You’re in storage mode, so avoid things that can be stored
Alcohol is eventually going to ramp up your hunger and lower your inhibitions, so instead of testing your willpower when it’s too late, focus early on foods that won’t impact your waistline, but will fill you up. Protein is always ideal, but make sure to pick lean sources like chicken, turkey, low fat cottage cheese, and yogurt. If you’re going to eat fattier protein sources, make sure they contain good fats like omega-3 fatty acids found in fish and nuts or CLA found in grass-fed beef. One benefit of healthier fats is that your body can more easily mobilize and burn them. Just because you stored those fats during a night of drinking doesn’t mean you’ll be stuck with them forever, if you focus on the right fats. And of course, whole fruits and vegetables are always a safe and filling choice when you’re in storage mode. As I’ve said many times before, they are basically free calories and there is nothing for your fat-storing body to store.

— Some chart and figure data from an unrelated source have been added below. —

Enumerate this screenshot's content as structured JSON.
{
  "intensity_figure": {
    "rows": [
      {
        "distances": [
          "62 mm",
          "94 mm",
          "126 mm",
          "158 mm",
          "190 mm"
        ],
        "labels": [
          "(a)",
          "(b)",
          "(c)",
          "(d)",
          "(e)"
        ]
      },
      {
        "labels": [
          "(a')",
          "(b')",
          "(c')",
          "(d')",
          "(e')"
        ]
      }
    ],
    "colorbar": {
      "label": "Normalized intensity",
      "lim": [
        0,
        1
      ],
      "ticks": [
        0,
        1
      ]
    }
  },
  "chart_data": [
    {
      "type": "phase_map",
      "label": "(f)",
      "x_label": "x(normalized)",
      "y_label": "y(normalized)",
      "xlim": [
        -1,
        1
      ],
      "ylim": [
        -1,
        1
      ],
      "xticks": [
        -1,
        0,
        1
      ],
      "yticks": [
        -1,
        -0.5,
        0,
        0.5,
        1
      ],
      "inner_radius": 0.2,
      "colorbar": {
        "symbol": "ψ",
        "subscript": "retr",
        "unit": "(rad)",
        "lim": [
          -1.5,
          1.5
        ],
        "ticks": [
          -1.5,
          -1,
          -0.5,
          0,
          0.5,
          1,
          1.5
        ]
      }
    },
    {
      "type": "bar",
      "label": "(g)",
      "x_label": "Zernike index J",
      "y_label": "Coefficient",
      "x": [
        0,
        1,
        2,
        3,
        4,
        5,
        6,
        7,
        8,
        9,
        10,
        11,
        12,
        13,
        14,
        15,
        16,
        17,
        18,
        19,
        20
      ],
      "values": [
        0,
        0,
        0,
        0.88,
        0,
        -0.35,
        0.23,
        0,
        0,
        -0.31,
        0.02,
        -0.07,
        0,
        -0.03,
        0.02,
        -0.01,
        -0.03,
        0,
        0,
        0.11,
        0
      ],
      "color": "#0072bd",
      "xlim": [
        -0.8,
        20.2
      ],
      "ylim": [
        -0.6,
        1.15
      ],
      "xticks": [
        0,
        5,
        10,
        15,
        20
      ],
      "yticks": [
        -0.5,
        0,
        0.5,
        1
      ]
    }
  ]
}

When it comes to the drinks themselves, some are going to cause more fat storage than others. As I mentioned above, ethanol suppresses fat burning, but it does not encourage fat storage. It’s the sugar in the drinks that actually triggers fat storage. Generally, the drinks that are the best at hiding the taste of alcohol (like margaritas, mudslides, pina coladas, Long Island iced tea, etc.) contain up around 600 to 700 calories, a large portion of which comes from extra sugar. If you want to keep the fat storing side effects low, keep the sugar low. Distilled spirits have no additional carbs so have them on ice or mix them with sugar-free mixers like Diet Coke. Drier wines are also pretty low in carbohydrates. The sweeter the wines get, the more sugar they have. I personally enjoy beer, but the high carb count and lower alcohol content means that beer drinkers tend to get quite a few carbs throughout the night from multiple servings.
Keep it moderate and undo the damage before and after
Moderate drinking is considered one or two drinks a day, but for those who enjoy more than that during a get-together, another way to think of moderate intake is to try and limit it to one day of drinking a week. You can also limit the impact of that holiday party by exercising that morning on an empty stomach. As I’ve mentioned before, it will not only burn more fat during your workout, but it will improve your insulin sensitivity throughout the day, making you less likely to store what you eat as body fat. Another morning workout the next day is an excellent way to burn off any fat you may have consumed. You may not feel like it and I haven’t found any studies to confirm it, but I personally feel much better after sweating out the hangover with a morning workout.